Shèng bāqiānsòng bōrě bōluómìduō yībǎi bā míng zhēnshí yuányì tuóluóní jīng 聖八千頌般若波羅蜜多一百八名真實圓義陀羅尼經

Dhāraṇī Sūtra of the Hundred-and-Eight Names of the Holy Aṣṭasāhasrikā Prajñāpāramitā: True-and-Complete Meaning by 施護 Shīhù (等譯, Skt. Dānapāla)

About the work

A short one-fascicle Sòng-period dhāraṇī-sūtra translation by 施護 Shīhù (Dānapāla) and the Sòng Yìjīngyuàn translation team. Preserved in the Taishō as T230. One fascicle. The Sanskrit title is reconstructed as Ārya-aṣṭasāhasrikā-prajñā-pāramitā-aṣṭottara-śatika-nāma-dhāraṇī-sūtra — a Hundred-and-Eight Names (108 nāma) dhāraṇī text praising the Aṣṭasāhasrikā Prajñāpāramitā.

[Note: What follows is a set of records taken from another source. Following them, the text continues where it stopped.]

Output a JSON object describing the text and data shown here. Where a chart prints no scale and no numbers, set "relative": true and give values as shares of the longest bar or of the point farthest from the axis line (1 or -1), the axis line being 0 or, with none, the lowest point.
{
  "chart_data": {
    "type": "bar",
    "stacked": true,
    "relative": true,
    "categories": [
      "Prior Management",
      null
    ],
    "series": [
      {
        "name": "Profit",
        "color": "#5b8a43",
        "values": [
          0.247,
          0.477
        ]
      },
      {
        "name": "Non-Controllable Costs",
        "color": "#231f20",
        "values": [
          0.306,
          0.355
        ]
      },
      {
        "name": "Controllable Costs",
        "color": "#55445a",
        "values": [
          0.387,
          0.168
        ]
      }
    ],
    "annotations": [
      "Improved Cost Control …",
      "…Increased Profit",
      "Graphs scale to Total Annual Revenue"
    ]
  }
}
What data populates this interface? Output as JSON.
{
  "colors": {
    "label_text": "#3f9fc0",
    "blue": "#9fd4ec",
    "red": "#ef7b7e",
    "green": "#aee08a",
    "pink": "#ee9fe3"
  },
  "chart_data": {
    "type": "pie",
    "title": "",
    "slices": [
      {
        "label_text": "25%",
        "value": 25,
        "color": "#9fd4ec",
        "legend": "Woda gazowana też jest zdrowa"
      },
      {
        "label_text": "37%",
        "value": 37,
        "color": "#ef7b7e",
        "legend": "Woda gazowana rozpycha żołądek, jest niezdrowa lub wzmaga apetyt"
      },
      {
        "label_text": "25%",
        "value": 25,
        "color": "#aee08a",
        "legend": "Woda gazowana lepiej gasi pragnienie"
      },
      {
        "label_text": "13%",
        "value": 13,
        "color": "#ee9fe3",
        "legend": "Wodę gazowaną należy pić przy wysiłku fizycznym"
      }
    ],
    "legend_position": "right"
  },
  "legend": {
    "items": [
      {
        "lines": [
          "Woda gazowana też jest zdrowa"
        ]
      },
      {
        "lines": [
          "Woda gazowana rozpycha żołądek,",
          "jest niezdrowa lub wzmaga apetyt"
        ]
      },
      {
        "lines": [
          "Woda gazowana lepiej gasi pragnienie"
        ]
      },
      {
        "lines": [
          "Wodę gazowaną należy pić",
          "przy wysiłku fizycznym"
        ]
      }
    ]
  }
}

The work is part of the late-Indian prajñāpāramitā-cult devotional literature: the Aṣṭasāhasrikā (the 8000-Verse Prajñāpāramitā) is reified as a personified deity (Bhagavatī Prajñāpāramitā) and invoked through a hundred-and-eight name-epithets in the standard Indian Buddhist aṣṭottara-śatika devotional format.

Abstract

T230 is a representative example of late-Indian Prajñāpāramitā-cult devotional literature transmitted to China through the Northern Sòng Yìjīngyuàn translation programme. The Aṣṭottara-śatika-nāma (108-name) format is one of the standard Indian Buddhist devotional genres, used to invoke and praise deities or personified scriptures through extended litany.

For the wider history, T230 documents: (i) the late-Indian devotional reframing of Prajñāpāramitā literature as personified deity; (ii) the Northern Sòng Yìjīngyuàn’s engagement with late-Indian devotional materials beyond doctrinal sūtras; and (iii) the broader transmission of Indian Prajñāpāramitā cult into Sòng Chinese Buddhism.

Composition date: Shīhù’s translation activity at the Yìjīngyuàn spans 982 (his arrival in Kāifēng) to 1017 (his death). The bracket reflects this conservative window. The work was likely produced in the early Sòng Yìjīngyuàn period.

Translations and research

  • No substantial Western-language translation located of T230 specifically.
  • For Shīhù and the Sòng Yìjīngyuàn, Tansen Sen, Buddhism, Diplomacy, and Trade (Honolulu, 2003).
  • For late-Indian Prajñāpāramitā devotional cult, see Edward Conze, The Prajñāpāramitā Literature (The Hague: Mouton, 1960; revised 1978).
  • Modern Chinese-language scholarship: 王邦維《佛教文獻研究》 and others.

Other points of interest

The aṣṭottara-śatika-nāma (108-name) format is one of the most widely-used Indian Buddhist devotional formats and is found across Mahāyāna, Vajrayāna, and Pure Land traditions. T230’s application of this format to the Aṣṭasāhasrikā Prajñāpāramitā personified deity is an important documentation of how Prajñāpāramitā literature was being received and transmitted in late-Indian Buddhist practice.